In an attempted murder and assault case, the trial court committed plain error by allowing an officer to testify about gangs and gang-related activity where the evidence was not relevant to guilt or to the aggravating factor that the crimes were gang-related. The State’s theory was that the defendant attacked the victim because he was having a sexual relationship with the defendant’s aunt, not because of gang activity. Thus, gang evidence “was neither relevant to the alleged criminal act nor to the aggravating factor of which the State had given notice of its intent to show.” Additionally, the testimony carried the danger of unfair prejudice that substantially outweighed its non-existent probative value under Rule 403.

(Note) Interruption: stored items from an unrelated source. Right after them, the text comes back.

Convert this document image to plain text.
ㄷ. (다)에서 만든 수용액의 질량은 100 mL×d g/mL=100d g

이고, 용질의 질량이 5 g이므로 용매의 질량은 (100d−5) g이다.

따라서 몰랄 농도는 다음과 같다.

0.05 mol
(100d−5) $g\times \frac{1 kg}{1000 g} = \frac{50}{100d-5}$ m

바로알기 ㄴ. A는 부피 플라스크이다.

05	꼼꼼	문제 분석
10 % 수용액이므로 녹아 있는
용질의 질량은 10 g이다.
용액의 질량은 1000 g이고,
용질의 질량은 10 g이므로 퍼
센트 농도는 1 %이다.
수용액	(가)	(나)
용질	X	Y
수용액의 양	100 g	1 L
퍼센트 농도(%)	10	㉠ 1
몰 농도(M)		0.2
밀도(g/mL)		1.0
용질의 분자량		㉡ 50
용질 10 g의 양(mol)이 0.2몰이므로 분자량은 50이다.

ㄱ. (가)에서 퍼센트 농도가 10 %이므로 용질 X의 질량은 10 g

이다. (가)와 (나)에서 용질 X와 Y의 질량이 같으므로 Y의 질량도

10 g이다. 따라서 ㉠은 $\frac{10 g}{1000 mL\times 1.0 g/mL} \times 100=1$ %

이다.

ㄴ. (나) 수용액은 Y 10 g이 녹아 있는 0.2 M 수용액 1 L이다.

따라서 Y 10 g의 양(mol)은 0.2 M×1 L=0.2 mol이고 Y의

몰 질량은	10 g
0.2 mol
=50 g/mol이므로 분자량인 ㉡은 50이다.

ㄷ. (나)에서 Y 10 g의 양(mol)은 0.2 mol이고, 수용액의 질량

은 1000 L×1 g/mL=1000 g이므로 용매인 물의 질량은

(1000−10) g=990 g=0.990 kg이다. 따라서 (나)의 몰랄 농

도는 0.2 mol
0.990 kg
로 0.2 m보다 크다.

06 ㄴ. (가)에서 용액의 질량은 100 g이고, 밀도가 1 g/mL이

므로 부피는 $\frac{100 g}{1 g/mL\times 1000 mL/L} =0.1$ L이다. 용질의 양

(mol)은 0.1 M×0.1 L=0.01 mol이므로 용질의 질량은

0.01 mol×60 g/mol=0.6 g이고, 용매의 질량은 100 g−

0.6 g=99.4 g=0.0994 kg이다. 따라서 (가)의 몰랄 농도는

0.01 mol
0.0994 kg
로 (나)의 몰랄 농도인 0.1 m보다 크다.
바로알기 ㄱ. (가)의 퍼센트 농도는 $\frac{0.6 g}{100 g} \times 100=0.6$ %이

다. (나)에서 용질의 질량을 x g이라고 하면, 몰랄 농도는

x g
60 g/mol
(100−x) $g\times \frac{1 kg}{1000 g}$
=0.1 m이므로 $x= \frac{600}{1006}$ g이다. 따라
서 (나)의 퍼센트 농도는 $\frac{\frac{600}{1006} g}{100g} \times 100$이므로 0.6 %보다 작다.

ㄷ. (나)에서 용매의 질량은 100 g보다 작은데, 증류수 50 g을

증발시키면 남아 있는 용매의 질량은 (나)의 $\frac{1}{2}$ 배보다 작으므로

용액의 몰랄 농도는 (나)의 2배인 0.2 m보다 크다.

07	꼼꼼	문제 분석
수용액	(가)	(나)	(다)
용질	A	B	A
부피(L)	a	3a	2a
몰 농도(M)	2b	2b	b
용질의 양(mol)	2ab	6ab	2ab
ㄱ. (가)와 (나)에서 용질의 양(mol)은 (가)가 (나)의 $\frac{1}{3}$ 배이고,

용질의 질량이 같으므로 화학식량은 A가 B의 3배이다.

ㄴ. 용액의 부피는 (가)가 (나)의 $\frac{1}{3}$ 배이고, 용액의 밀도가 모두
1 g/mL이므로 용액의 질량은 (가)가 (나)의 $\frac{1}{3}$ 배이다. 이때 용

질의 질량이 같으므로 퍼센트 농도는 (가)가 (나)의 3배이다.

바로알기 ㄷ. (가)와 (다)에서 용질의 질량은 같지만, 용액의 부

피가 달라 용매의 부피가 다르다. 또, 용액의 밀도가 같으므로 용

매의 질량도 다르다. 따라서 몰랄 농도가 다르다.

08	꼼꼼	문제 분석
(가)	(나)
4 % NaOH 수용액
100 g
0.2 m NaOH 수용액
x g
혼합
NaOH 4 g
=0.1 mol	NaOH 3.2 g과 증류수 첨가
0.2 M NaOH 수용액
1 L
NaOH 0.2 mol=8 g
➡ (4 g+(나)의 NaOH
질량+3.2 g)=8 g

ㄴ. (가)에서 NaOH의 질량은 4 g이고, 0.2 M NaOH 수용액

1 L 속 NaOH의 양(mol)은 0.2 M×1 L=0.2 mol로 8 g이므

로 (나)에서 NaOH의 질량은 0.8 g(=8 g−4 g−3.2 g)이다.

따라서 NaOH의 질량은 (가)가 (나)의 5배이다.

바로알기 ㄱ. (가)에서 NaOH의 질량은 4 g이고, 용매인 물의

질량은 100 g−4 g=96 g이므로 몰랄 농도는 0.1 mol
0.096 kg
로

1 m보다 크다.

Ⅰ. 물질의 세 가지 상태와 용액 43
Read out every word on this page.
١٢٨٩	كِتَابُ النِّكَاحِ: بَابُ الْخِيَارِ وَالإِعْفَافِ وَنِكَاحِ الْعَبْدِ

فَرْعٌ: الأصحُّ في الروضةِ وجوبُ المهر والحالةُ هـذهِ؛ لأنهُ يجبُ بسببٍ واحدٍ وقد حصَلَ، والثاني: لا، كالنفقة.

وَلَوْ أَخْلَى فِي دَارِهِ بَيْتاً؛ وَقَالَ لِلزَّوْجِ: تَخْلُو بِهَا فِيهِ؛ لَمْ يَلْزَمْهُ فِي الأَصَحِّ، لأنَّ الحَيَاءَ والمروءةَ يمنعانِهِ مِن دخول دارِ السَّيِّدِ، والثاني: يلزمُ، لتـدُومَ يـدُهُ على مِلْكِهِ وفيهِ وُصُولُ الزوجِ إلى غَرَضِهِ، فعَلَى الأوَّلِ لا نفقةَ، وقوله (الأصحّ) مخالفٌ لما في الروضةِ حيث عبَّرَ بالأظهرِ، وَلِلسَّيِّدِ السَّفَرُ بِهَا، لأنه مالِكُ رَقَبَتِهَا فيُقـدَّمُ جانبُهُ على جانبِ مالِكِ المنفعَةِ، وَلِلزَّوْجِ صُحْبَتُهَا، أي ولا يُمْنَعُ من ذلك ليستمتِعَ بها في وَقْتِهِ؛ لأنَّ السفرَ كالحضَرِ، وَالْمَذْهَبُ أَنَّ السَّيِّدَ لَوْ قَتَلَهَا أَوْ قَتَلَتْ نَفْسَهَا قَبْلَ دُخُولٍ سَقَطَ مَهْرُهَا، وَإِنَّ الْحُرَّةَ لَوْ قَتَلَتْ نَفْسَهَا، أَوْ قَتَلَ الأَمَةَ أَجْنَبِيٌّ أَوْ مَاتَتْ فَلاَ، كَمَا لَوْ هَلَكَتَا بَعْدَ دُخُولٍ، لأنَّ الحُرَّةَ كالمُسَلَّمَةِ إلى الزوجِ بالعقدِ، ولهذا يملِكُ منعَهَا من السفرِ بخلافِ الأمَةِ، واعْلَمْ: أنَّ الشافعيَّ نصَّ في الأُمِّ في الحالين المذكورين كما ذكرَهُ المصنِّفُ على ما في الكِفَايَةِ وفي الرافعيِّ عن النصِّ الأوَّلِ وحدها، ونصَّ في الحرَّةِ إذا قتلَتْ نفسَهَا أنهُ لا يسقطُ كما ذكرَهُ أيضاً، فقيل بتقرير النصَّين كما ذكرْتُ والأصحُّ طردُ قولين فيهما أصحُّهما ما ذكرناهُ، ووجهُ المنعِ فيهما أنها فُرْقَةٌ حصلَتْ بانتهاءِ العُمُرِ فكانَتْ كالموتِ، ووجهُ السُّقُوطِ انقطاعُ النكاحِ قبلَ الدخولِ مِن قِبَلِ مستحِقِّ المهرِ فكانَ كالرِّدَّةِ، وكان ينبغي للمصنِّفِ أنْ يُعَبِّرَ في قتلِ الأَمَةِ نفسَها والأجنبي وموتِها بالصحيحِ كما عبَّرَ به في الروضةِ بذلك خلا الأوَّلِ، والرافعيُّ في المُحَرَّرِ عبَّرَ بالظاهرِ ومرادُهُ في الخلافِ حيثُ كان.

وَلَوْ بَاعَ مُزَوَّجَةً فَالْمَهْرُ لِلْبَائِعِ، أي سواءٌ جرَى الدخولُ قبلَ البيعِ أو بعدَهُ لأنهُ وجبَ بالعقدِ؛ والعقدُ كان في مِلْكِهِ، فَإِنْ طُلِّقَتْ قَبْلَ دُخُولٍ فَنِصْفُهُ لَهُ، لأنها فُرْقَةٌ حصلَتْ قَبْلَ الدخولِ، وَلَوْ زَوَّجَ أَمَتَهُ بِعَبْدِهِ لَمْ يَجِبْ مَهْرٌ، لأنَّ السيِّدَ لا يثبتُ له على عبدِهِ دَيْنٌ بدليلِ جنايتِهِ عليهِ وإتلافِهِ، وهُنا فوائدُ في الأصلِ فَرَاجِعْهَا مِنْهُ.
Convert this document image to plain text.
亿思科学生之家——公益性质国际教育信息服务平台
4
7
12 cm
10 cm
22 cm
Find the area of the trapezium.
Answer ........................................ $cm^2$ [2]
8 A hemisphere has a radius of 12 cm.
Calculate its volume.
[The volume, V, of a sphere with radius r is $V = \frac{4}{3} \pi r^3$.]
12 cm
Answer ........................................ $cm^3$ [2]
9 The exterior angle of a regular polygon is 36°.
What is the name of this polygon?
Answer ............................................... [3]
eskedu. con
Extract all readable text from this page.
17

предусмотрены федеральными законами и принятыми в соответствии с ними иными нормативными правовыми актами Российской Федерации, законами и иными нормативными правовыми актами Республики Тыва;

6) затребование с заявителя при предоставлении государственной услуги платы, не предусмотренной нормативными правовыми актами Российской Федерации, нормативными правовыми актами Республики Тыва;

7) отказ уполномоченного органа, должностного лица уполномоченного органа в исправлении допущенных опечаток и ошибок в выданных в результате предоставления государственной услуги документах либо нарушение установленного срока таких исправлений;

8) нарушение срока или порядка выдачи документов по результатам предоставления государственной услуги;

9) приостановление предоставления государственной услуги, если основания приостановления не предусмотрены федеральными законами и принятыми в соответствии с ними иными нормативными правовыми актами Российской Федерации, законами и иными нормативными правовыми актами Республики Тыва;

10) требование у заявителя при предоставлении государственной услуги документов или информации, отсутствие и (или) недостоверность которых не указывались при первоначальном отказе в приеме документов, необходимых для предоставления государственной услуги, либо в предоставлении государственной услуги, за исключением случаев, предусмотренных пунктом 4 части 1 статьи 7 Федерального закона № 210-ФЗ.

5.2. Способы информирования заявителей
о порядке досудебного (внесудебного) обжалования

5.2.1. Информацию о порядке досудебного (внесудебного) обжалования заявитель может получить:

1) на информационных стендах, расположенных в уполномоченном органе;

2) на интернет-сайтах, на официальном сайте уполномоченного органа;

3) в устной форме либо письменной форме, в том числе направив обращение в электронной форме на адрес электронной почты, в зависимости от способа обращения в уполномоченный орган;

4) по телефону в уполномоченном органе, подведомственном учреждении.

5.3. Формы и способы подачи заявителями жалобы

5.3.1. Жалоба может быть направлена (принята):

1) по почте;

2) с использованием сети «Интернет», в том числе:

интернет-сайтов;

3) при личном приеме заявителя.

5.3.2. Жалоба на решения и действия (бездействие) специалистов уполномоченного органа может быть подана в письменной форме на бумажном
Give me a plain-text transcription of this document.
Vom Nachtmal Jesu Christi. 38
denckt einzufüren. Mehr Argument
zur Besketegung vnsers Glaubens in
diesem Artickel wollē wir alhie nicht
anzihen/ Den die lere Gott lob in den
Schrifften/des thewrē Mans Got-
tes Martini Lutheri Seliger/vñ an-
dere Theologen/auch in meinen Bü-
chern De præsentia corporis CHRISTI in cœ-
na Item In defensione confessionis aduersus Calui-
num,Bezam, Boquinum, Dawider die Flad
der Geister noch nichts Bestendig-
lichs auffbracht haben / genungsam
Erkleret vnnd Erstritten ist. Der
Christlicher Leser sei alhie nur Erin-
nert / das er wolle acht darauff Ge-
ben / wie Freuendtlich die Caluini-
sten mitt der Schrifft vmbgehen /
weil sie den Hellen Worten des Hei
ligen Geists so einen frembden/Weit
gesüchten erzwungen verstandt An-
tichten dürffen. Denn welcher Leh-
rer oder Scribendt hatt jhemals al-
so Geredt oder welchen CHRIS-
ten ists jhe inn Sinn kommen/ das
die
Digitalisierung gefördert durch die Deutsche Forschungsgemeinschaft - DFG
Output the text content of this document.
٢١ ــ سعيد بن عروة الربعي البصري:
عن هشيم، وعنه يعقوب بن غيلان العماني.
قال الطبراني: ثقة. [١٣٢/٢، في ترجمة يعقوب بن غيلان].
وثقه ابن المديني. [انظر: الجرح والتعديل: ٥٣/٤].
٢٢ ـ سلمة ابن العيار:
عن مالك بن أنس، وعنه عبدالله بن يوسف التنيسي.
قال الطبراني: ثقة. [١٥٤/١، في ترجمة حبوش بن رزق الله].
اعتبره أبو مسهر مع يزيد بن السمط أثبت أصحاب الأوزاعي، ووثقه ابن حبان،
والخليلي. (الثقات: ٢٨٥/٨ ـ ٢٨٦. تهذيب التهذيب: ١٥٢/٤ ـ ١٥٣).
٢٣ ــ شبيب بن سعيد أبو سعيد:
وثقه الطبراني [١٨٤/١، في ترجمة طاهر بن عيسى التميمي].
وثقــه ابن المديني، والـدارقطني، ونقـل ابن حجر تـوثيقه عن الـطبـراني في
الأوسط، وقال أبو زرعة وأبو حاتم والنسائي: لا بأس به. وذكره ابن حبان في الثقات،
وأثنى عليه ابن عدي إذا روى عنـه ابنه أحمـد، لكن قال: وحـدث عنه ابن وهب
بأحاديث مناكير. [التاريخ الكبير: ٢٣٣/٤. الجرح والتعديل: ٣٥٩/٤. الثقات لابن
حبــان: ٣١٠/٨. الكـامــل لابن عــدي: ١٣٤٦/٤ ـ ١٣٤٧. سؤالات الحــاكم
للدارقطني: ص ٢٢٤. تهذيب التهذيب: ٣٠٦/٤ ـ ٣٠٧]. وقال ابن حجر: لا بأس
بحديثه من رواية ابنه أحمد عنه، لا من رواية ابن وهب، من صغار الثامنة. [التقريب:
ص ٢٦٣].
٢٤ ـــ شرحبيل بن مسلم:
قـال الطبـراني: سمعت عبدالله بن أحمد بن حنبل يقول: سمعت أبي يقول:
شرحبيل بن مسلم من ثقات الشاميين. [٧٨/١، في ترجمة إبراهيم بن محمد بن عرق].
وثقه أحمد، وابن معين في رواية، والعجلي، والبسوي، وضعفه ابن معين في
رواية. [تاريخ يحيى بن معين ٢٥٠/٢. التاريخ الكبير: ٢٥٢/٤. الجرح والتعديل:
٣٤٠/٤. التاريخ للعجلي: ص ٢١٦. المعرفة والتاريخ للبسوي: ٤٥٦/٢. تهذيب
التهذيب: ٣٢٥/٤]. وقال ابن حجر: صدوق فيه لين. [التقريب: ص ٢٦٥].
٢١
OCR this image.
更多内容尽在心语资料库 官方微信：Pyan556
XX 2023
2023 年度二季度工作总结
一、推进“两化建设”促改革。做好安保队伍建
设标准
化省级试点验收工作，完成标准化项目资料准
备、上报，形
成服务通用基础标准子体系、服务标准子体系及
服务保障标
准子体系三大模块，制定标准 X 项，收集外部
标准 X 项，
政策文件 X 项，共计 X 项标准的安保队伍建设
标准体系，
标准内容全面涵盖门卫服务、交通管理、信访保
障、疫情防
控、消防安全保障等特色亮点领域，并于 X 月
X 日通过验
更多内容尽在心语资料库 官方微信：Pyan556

(1) The trial court erred by admitting evidence concerning the history of the Bloods gang and the activities of various Bloods subsets. The court noted that “[e]vidence of gang membership is generally inadmissible unless it is relevant to the issue of guilt.” Here, the court was unable to determine how the evidence was relevant and concluded that its effect “was to depict a ‘violent’ gang subculture of which [the defendant] was a part and to impermissibly portray [the defendant] as having acted in accordance with gang-related proclivities.” (2) The trial court did not err by allowing evidence about the hierarchy of gang structure when evidence regarding the defendant’s position in the gang was relevant to the extortion-related charges. The evidence helped explain why the defendant thought that he could induce a third party to confess to a robbery; placed into context his statements that the third party would be murdered if he did not turn himself in; and helped explain the third party’s decision to confess. (3) The trial court did not err by admitting photographs of the defendant’s tattoos and related testimony describing the relationship between some of these tattoos and Bloods symbols where that evidence also explained the defendant’s position in gang hierarchy (see discussion above). (4) Evidence of a telephone call between the defendant and his wife in which he described violent acts he would perform on her if she were a man was not relevant and had little purpose other than to show the defendant’s violent propensities.